학술논문

Big Data Oriented Graph Division and Storage
Document Type
Conference
Source
2023 IEEE 8th International Conference on Big Data Analytics (ICBDA) Big Data Analytics (ICBDA), 2023 IEEE 8th International Conference on. :47-52 Mar, 2023
Subject
Computing and Processing
Memory management
Directed graphs
Big Data
Programming
Explosions
Libraries
Machinery
graph division
big data computing
big data storage
Language
Abstract
Parameters of machinery parts have dependency relationships between each other. Given a part, our task is to compute all the combinations of all its parameters constrained by the dependency relationships between them. A directed graph can be used to represent the dependency relationships between those parameters. However, simply using the width-first extension to solve the combinations would lead to the problem of combinatorial explosion, even with the constraint imposed by the dependency relationships. This problem causes consequences of too long the computing time, too large the required computer memory, and too slow the subsequent data querying. To solve the problem, we propose a method of graph division to reduce the computation scale. Based on specific characteristics of our task, the method divides the directed graph into various regions, and further divides complex ones of the regions into various sub-graphs.
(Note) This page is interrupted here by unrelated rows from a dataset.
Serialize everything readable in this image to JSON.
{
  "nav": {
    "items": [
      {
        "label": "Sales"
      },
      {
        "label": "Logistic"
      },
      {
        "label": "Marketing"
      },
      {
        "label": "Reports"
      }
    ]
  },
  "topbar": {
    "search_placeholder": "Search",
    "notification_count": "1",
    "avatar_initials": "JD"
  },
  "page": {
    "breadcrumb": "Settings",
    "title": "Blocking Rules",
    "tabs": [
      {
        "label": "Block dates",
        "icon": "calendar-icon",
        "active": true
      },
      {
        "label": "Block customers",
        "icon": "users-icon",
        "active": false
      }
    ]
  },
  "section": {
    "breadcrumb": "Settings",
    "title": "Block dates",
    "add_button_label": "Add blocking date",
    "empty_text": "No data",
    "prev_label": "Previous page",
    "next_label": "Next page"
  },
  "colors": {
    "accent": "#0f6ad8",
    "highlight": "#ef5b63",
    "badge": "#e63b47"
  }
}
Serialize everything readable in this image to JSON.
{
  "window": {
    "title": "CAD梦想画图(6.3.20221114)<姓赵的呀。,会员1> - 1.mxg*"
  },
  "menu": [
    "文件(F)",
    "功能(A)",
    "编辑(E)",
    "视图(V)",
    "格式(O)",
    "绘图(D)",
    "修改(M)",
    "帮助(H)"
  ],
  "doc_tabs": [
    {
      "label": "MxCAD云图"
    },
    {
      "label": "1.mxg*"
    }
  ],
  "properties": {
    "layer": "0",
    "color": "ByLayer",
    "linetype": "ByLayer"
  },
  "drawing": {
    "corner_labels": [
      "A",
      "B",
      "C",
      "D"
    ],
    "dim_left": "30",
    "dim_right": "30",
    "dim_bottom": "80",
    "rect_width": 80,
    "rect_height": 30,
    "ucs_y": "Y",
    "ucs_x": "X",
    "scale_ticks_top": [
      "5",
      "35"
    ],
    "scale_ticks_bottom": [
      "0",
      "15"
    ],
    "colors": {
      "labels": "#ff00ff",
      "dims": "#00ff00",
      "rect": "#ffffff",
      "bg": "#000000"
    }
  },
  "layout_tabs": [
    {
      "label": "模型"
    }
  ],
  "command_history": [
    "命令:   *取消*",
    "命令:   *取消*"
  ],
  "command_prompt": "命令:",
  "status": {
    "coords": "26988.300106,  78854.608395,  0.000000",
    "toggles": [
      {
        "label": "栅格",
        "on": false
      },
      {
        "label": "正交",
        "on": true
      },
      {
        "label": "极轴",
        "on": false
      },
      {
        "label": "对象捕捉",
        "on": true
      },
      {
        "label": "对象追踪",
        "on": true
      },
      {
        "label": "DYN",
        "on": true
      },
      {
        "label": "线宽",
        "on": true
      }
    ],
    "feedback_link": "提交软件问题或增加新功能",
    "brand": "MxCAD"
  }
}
By the strategy of divide-and-conquer, processing of the entire graph is decomposed into processing of simple sub-graphs. Even with the application of above graph division, rows number of tables used to store the result of the extension can still be as large as one billion. Conventional DBMSs would perform poorly at such large a data scale. To combat this problem, we use a tool of persistent memory programming, Metall, to process the big data. Utilizing the tool gains a high I/O throughout. Our experiments show that, among 3,581 machinery parts being processed, for 97% of them, each part can be processed within 6 hours. Moreover, the technique of graph division improves the efficiency of subsequent data querying by 77%.